We hugged a lot that day.My daughter sobbed that she was so busy for 2 days she didn’t even see Molly. My son regretted that the last minutes he spent with Molly, he had yelled at her for going into the chicken coop and eating the leftovers we had thrown out to them.  And of course I too had yelled at her the last time I saw her, for going into a duck nest that was hidden in the bushes on the side of the barn and bring me out a duck egg in her mouth.    “If only we could turn the back the clock” my son repeated so many times that day.

That night we had a funeral for Molly. We are blessed to have wonderful neighbors who came over and helped us through it.   They brought their backhoe so that we didn’t have to dig her grave by hand and we put her in our flower garden where our other two pugs are buried.

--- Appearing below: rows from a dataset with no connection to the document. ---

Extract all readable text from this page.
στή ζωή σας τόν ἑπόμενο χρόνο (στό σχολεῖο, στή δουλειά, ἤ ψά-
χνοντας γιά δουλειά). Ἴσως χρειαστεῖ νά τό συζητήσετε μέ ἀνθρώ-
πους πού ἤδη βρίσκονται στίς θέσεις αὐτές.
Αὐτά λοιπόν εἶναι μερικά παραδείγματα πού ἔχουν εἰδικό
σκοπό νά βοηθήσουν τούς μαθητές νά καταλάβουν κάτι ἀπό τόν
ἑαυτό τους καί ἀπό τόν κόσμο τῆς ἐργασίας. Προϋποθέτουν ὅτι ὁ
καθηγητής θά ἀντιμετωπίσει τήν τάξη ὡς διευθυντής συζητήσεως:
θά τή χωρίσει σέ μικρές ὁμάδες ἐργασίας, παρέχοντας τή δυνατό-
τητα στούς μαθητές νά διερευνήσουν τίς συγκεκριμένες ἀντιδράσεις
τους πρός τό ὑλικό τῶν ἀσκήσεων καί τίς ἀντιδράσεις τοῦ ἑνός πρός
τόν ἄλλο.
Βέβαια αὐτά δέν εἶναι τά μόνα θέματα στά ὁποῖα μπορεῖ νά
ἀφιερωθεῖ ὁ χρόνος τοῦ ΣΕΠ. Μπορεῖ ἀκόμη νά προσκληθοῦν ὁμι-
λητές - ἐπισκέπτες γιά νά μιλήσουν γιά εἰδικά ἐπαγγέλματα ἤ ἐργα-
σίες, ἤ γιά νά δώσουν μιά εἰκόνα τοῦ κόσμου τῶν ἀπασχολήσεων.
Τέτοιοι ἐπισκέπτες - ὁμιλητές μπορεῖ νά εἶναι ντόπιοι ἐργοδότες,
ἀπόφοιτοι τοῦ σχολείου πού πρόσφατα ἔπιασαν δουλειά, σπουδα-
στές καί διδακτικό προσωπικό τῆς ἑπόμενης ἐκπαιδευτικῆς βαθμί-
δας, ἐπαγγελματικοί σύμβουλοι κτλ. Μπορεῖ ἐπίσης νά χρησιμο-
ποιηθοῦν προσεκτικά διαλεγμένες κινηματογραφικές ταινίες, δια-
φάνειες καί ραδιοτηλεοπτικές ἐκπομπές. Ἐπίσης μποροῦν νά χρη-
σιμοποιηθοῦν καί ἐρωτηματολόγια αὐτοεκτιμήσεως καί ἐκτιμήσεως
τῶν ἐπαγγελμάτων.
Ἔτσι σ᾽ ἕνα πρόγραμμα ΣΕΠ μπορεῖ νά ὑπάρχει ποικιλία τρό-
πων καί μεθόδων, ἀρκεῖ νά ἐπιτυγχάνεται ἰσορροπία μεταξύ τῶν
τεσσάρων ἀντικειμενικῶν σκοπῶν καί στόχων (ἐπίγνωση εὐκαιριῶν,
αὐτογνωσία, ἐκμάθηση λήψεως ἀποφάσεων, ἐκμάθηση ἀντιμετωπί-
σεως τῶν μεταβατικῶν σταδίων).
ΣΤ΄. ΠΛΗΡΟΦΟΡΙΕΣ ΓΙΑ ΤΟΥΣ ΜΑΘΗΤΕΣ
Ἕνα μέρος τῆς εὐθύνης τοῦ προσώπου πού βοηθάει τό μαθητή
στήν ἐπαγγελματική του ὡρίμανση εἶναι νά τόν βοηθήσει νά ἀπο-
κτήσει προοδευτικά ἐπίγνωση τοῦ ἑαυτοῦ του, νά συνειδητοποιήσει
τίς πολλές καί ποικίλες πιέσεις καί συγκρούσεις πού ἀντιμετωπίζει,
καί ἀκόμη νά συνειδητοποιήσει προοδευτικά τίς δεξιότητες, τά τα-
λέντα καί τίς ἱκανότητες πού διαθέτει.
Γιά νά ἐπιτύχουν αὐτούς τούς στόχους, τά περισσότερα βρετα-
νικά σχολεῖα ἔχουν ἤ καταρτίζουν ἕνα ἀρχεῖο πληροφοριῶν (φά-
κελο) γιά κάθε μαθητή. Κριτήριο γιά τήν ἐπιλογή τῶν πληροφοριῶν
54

The kids needed to see her one last time, so we opened her coffin and said our goodbyes.  Before closing it, my daughter placed in it her favorite tennis ball and my son added her frisbee, the one she always took with her whenever she left the garage.  

We placed some Peonies and Irises on her coffin and then each tossed in some dirt. That night we laid four in the bed, with of course Gigi our pug too. But no one slept.  The images of the day were too hard to bear.   

Now we come home from work at night, and Gigi is no longer at the door waiting for us.  She can be found on the sofa, shaking, because Molly was her eyes and ears and without her she no longer feels safe.  Molly no longer waits for the bus with the kids in the morning. And when I get up at 2 a.m. to use the bathroom, I no longer come back to bed with a dog laying in my spot, head on my pillow. The throw on the sofa with the corner chewed off and the oriental rug with the missing edge all seem so trivial now. 

We know over time that the pain will soften and the images will fade, but we’ll NEVER forget. 

Molly was such a special dog, we truly believe she entered our lives for a reason and her purpose for living and coming to Killingworth is not yet over. 

Please support our cause and make our roads a safer place.  Let’s prevent another family from having to endure the loss our family is now living with.